Tanzania has been less affected by HIV & AIDS than its sub-Saharan neighbours. A national prevalence rate of 5.1%, or 1.5 million people infected, means that AIDS is not an everyday part of life for many Tanzanians. As a result however, awareness of the disease is low, and fear, stigmatisation and violence against those infected is more prevalent than in countries where there has been more investment in HIV & AIDS education.
In Kinondoni Municipality, where Kimara Peers operates, HIV prevalence is almost double the national average, at 10%. Consequently, Kimara Peers helps the some of the most marginalised in the region, who are at a high risk of infection due to ignorance, discrimination and poverty.
Kimara Peers provides counselling and an extensive support system for those living with HIV. Their strong network of emotional and financial aid ensures that individuals need not face their life-altering predicament alone. Egmont met one such individual, Martha, who told us how Kimara Peers had helped her.
Martha lives in the suburbs of Dar es Salaam. She has lost her husband and three of her children to AIDS related illnesses; her son and husband dying within weeks of each other. Grief stricken, Martha was left to care for nine young grandchildren, ranging from 14 years old to a small baby.
In a country where women rarely enjoy an independent income, she struggled to cope, her small business unable to feed, let alone clothe and educate the grandchildren left in her care. Martha told us that at this point, she contemplated suicide.

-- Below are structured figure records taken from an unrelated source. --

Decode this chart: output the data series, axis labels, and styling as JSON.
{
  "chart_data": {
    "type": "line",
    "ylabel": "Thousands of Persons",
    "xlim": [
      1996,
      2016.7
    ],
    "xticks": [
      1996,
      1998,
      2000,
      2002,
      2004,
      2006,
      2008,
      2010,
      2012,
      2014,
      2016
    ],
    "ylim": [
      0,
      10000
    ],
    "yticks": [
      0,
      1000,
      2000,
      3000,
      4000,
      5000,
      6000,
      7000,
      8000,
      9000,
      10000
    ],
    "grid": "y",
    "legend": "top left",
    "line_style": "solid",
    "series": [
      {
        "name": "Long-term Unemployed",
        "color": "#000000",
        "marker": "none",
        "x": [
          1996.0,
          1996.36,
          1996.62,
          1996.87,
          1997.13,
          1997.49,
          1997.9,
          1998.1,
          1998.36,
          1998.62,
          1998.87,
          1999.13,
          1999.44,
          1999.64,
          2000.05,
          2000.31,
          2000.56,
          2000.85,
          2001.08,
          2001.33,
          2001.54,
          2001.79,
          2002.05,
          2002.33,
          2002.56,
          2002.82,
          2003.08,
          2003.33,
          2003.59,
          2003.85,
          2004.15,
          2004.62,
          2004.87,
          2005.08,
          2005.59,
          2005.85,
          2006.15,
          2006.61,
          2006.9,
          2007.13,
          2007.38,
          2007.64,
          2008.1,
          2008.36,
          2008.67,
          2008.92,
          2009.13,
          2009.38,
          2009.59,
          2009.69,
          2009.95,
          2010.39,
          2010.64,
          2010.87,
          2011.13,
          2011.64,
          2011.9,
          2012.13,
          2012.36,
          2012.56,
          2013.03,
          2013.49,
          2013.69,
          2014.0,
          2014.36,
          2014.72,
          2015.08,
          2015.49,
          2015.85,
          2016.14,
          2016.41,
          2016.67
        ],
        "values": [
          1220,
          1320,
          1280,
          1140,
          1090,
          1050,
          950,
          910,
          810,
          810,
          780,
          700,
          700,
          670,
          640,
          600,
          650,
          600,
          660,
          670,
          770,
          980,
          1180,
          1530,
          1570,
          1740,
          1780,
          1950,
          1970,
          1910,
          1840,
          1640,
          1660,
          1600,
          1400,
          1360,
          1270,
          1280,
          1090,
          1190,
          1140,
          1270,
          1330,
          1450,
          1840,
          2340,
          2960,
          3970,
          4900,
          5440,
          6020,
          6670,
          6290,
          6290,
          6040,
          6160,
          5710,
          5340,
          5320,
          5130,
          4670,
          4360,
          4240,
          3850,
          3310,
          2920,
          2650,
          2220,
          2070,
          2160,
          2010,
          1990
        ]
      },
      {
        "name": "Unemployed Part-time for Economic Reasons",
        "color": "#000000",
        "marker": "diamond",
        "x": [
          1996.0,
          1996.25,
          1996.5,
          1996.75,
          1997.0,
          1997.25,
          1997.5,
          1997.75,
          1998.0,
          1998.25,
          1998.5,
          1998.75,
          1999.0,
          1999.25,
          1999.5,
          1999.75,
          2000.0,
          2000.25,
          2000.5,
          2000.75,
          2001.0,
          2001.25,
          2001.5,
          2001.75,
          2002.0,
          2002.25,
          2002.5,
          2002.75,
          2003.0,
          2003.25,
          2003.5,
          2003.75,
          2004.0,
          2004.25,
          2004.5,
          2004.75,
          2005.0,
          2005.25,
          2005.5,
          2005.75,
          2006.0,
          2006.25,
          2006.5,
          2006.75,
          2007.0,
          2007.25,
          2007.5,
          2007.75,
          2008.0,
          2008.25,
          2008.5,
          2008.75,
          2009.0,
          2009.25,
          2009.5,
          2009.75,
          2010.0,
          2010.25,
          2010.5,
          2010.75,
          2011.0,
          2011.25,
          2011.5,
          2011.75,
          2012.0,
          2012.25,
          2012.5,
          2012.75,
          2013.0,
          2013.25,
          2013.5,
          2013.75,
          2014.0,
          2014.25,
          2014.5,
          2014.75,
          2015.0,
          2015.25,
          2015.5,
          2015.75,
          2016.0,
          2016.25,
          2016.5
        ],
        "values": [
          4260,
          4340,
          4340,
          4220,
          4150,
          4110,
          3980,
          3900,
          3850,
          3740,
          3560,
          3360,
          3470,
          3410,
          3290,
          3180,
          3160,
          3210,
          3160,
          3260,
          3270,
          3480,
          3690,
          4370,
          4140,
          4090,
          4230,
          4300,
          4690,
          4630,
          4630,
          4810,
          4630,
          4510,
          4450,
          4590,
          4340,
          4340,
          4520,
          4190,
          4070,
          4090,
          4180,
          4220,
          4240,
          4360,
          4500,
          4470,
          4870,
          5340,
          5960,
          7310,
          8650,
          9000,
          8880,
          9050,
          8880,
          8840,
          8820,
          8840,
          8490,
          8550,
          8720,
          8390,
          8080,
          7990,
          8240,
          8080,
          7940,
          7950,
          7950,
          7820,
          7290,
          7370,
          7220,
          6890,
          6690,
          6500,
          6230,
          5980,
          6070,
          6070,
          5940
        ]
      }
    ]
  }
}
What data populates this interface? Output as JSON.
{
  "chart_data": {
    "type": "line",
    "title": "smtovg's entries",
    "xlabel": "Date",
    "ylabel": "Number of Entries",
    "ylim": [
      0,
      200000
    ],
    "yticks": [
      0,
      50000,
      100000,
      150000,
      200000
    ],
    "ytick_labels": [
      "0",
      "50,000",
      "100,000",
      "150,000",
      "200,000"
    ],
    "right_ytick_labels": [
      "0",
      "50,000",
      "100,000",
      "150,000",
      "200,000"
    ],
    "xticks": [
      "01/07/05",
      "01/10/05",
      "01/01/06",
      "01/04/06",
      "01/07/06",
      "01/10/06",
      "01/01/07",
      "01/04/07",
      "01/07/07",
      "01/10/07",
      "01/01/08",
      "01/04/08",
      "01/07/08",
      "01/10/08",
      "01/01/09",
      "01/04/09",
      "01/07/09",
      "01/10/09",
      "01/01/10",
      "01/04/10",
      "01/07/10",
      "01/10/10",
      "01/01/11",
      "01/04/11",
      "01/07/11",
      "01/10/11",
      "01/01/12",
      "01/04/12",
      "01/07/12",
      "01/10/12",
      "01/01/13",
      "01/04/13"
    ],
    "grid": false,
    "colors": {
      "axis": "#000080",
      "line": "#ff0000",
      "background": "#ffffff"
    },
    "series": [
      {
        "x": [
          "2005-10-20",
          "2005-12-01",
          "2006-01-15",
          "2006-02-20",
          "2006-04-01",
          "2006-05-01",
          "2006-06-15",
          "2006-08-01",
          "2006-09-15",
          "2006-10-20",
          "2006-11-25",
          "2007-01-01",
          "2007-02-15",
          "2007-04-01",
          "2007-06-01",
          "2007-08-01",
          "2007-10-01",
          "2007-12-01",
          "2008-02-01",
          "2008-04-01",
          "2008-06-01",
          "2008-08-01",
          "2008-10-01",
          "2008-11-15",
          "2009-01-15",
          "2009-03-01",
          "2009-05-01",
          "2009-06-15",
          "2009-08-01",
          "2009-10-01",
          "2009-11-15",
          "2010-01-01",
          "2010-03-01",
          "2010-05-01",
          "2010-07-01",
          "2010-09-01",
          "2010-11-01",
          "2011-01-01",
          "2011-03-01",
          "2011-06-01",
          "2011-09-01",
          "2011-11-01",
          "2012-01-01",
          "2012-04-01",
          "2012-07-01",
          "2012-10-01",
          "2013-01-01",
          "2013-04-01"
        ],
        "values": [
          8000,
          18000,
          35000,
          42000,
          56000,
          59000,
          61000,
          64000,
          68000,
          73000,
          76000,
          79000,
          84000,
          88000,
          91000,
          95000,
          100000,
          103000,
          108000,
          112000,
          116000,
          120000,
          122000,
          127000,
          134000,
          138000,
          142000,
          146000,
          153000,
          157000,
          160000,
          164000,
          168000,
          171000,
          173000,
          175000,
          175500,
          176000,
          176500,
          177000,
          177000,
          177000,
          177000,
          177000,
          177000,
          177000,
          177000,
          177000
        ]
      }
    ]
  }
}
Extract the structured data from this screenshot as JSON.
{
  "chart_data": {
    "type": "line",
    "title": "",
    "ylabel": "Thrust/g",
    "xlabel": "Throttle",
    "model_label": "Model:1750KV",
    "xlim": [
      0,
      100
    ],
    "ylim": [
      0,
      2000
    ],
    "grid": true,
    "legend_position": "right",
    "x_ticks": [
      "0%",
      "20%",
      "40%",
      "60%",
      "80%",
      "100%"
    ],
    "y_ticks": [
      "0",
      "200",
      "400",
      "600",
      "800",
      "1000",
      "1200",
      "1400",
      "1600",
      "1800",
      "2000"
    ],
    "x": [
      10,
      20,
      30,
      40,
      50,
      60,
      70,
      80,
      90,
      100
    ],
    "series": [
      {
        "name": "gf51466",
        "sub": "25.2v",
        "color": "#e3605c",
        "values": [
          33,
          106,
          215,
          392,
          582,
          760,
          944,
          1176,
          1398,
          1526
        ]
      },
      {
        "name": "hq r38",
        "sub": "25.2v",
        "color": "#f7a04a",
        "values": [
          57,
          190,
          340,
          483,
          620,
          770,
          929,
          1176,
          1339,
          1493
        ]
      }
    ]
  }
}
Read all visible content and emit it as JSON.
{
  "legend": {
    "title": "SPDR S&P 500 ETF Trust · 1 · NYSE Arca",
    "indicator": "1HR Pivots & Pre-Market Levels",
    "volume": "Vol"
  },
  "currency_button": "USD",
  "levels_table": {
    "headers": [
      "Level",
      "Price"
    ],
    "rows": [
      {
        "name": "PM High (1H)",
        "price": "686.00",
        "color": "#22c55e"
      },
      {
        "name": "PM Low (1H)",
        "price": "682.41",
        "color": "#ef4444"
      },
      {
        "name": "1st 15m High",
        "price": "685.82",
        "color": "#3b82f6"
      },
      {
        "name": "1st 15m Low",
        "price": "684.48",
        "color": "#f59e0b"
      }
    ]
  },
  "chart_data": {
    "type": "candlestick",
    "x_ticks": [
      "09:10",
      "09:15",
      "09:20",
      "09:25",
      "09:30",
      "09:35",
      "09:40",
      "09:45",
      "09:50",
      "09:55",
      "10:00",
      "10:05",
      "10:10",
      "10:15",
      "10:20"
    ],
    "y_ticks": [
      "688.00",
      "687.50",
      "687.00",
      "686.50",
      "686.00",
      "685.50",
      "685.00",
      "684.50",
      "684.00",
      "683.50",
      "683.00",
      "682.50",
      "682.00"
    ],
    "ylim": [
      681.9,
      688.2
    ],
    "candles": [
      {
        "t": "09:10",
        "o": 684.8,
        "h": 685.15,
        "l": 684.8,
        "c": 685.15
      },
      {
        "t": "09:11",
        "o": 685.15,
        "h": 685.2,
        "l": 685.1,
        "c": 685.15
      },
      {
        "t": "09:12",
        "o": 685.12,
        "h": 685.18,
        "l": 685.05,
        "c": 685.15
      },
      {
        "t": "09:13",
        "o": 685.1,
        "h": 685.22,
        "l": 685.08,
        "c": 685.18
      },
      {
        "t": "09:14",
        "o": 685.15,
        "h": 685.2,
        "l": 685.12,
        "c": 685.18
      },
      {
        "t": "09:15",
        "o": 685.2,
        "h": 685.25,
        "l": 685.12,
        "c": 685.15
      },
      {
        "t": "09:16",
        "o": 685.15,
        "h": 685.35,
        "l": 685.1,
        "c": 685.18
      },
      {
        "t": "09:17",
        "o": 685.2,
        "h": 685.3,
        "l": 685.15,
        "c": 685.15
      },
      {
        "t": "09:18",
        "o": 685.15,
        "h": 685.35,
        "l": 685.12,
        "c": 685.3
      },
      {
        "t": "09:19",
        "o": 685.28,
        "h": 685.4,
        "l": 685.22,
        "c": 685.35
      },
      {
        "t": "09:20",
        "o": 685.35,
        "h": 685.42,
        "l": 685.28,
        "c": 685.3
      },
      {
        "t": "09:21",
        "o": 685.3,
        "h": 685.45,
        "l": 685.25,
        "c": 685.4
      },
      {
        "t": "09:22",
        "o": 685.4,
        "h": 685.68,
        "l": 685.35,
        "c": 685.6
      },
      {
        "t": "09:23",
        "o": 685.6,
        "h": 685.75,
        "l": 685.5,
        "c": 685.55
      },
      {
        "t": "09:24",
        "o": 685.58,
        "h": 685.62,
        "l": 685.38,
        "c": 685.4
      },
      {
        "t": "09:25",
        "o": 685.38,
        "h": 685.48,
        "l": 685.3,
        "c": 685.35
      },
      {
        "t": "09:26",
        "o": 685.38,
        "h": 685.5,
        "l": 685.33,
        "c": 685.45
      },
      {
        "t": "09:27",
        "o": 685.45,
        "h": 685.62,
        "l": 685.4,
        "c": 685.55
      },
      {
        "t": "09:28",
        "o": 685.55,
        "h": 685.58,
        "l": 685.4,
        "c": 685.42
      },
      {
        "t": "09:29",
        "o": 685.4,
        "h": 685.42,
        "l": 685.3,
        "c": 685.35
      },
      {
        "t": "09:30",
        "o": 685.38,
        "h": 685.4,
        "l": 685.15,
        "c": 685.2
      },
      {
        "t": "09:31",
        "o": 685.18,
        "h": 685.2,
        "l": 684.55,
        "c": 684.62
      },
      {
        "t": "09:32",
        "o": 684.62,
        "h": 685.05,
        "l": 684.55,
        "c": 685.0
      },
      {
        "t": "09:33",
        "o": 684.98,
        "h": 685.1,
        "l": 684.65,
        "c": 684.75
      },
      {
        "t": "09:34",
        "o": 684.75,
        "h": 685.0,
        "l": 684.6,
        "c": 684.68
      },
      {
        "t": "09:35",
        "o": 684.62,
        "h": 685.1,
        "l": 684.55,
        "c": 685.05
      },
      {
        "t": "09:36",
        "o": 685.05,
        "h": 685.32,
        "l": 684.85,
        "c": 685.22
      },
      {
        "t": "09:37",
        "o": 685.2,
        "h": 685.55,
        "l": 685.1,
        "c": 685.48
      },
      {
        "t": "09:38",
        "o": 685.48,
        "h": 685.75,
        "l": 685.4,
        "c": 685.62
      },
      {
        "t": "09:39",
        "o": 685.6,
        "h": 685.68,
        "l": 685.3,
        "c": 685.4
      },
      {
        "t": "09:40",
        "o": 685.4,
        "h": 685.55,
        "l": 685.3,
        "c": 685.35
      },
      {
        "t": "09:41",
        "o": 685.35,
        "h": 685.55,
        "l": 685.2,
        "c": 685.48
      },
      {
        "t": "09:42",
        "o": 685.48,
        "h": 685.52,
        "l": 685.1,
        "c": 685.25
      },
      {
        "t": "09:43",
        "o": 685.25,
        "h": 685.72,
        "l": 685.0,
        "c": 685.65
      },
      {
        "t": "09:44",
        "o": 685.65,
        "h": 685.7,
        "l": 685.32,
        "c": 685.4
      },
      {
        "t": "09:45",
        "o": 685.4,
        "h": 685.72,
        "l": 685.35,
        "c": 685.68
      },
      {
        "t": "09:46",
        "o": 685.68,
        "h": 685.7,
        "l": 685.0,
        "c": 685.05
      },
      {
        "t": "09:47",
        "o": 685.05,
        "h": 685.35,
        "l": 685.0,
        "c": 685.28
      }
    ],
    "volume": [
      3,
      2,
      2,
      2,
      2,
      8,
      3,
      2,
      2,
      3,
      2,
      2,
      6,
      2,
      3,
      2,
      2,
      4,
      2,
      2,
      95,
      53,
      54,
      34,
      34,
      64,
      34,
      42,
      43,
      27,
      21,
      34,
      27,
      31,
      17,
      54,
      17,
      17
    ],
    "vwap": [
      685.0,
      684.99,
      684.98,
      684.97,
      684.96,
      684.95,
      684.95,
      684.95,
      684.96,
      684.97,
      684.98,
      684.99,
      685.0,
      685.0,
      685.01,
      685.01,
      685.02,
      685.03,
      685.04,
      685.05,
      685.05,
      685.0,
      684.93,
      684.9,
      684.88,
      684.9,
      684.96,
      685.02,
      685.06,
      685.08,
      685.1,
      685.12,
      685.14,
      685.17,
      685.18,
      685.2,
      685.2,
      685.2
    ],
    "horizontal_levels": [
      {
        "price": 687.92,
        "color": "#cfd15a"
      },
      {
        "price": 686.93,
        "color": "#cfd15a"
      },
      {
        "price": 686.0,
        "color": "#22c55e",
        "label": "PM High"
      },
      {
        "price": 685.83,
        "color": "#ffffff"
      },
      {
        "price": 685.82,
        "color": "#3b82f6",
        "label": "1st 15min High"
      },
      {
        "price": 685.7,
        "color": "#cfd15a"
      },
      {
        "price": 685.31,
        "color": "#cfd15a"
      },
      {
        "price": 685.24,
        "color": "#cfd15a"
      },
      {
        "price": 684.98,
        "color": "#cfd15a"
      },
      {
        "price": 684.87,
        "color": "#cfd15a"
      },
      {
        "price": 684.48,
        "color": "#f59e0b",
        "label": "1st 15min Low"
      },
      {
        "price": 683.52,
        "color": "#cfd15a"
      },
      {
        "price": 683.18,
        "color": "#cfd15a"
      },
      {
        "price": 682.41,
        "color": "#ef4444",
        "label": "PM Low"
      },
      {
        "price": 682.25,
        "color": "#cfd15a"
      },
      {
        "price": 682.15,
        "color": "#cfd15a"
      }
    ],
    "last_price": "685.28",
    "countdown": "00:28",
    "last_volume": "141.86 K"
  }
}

A local government representative introduced Martha to Kimara Peers, who delivered food supplements so that she and her family had enough to eat. She also liaised with a local church who arranged for three of the children to go back to school.
The turnaround in Martha’s story since her introduction to Kimara Peers is remarkable. Her struggling business, that once sold tomatoes and fish, is now a thriving enterprise that supplies local hotels and restaurants with plump chickens, a lucrative industry in Dar es Salaam.
After joining Kimara Peers, Martha received business management training, and was welcomed into a Household Income & Savings Association (HISA) group. Each HISA member contributes weekly to a communal fund, which members can borrow from to set up income generating activities.
Living in the suburbs, Martha took advantage of the land around her garden where chickens could roam, and with a small loan from her HISA group, now sells mature birds for TZS 10,000 profit (£3.64). With the income she generates she can afford school fees and uniforms for all her grandchildren. Martha also has a group she can turn to for friendship and understanding. She is no longer alone.
This story appeared in the Egmont Grassroots 2014 - Issue 1.